Book Review: The Elegant Universe, by Brian Greene

It has literally taken me years to read this book. Not because it's uninteresting or anything, but because I have to be in a certain mood to read it. A mood in which I'm ready to read slowly and think deeply.

The Elegant Universe is about superstring theory and M-theory; basically, the "theory of everything" that physicists have always been searching for. It's written for a general audience, but still gets pretty deep into it - without much math. While that's a good thing, since most people (myself included) would need years of training to even begin to understand the math involved, it also left me with a feeling that I was always missing part of the picture. I guess that's unavoidable in a book of this sort, though.

The book answers a lot of questions, but also brings up just as many - most of which are things that the average person has never considered before. Many such questions are very very deep. So deep that it's nearly impossible to really grasp what's being talked about. Whenever possible, Greene illustrates things with 2 or 3-dimensional analogies, but again, you feel like you're missing something when, in reality, the theory involves 11 dimensions.

That's the thing, though - humans will never intuitively grasp a world with 11 dimensions. We live - and evolved in - the 3 space dimensions (and one time dimension) that we're all familiar with. Our brains simply weren't built to understand any more than that. Like a goldfish can never understand the math involved in buying a chocolate bar, maybe we will never fully understand the math involved in describing the universe.

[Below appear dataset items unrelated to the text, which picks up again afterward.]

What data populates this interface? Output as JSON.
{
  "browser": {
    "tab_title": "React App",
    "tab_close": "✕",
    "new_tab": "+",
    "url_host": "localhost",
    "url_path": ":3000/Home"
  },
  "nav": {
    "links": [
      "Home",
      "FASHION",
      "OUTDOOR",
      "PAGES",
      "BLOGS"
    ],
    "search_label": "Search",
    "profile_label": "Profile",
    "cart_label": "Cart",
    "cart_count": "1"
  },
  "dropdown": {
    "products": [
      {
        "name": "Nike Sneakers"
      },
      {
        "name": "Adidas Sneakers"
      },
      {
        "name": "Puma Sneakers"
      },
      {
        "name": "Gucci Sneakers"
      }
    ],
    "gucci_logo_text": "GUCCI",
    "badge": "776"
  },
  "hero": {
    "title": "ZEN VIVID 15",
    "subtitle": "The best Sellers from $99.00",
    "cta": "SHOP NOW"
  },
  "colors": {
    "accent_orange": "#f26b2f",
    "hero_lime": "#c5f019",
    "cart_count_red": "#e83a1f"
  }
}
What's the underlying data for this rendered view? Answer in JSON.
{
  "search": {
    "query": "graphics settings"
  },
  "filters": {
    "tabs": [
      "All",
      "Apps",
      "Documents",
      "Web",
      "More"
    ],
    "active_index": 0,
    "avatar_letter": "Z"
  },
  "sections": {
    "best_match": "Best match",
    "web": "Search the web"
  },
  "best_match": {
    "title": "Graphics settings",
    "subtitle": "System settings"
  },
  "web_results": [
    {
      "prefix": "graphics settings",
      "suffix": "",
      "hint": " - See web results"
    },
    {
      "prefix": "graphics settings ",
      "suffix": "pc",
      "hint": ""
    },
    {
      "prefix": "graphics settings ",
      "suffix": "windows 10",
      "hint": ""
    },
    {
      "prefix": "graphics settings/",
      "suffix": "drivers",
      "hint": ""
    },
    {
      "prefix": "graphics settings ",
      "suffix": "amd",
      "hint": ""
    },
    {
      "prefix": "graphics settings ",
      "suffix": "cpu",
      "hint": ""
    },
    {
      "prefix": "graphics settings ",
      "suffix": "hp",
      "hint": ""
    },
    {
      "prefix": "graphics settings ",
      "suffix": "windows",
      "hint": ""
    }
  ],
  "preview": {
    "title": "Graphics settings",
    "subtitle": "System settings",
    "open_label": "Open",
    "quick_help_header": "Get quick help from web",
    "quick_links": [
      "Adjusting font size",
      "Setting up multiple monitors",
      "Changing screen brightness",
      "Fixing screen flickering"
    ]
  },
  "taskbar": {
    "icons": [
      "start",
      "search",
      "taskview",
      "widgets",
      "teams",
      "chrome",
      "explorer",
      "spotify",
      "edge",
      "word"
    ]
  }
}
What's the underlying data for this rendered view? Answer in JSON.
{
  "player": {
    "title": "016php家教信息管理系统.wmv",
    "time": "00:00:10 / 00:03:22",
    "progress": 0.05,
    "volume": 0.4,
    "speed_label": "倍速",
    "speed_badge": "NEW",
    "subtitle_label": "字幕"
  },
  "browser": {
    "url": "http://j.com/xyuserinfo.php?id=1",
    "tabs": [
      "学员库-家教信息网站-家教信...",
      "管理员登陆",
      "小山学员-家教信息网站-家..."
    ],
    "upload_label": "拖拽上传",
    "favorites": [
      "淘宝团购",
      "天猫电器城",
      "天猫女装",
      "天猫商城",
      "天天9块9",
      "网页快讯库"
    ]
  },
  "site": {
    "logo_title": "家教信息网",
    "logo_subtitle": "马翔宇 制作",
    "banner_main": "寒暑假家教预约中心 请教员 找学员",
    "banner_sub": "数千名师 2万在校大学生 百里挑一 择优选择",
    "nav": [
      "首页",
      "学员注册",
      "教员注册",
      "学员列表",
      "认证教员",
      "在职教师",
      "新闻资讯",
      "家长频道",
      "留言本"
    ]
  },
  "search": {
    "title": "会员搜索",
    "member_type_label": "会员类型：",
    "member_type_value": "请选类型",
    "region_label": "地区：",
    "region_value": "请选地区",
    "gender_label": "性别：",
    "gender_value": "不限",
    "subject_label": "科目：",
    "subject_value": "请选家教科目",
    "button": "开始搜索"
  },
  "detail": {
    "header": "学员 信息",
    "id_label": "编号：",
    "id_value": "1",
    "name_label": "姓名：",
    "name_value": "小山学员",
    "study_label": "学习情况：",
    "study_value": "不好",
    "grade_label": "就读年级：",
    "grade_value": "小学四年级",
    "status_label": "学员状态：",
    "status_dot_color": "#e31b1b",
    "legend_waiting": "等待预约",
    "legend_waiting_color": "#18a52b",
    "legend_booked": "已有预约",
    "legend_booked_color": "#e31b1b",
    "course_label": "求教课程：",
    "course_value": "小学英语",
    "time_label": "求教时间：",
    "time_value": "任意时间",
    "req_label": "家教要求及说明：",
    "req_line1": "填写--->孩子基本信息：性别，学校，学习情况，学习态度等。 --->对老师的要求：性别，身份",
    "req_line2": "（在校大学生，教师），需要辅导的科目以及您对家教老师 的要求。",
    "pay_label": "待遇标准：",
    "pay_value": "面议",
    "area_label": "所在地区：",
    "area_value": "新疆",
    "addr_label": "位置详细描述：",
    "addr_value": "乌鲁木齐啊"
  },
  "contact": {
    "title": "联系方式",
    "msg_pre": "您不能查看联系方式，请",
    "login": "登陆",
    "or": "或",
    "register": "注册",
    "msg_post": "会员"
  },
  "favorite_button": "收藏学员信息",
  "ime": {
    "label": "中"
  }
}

People will damn well try, though. I have much respect for the physicists involved in string theory (and other cutting-edge stuff like it). Many would probably hate this word, but it involves a lot of faith. Faith in at least two things: 1) That humans are able to understand the universe, and 2) That the universe is understandable at all. As briefly discussed in the book, maybe there is no ultimate theory that ties everything together. Maybe planets just work a certain way, and photons work a certain way, and there is no connection between these two ways of working. Until they find it, these physicists don't even know if the theory they dedicate their lives to finding exists. Of course, they feel it exists, as I'm sure most scientists do. How could it not? And so far, everything has gotten closer and closer to meshing together cohesively. But it could stop at any point, and yeah, that feeling that it won't, in some way, that's faith.

These are deep issues, and I can't really get into them in a brief review, so you probably have no idea what I'm talking about. But if you want to have your brain challenged and get a better understanding of one way the entire universe might be explained, give The Elegant Universe a shot.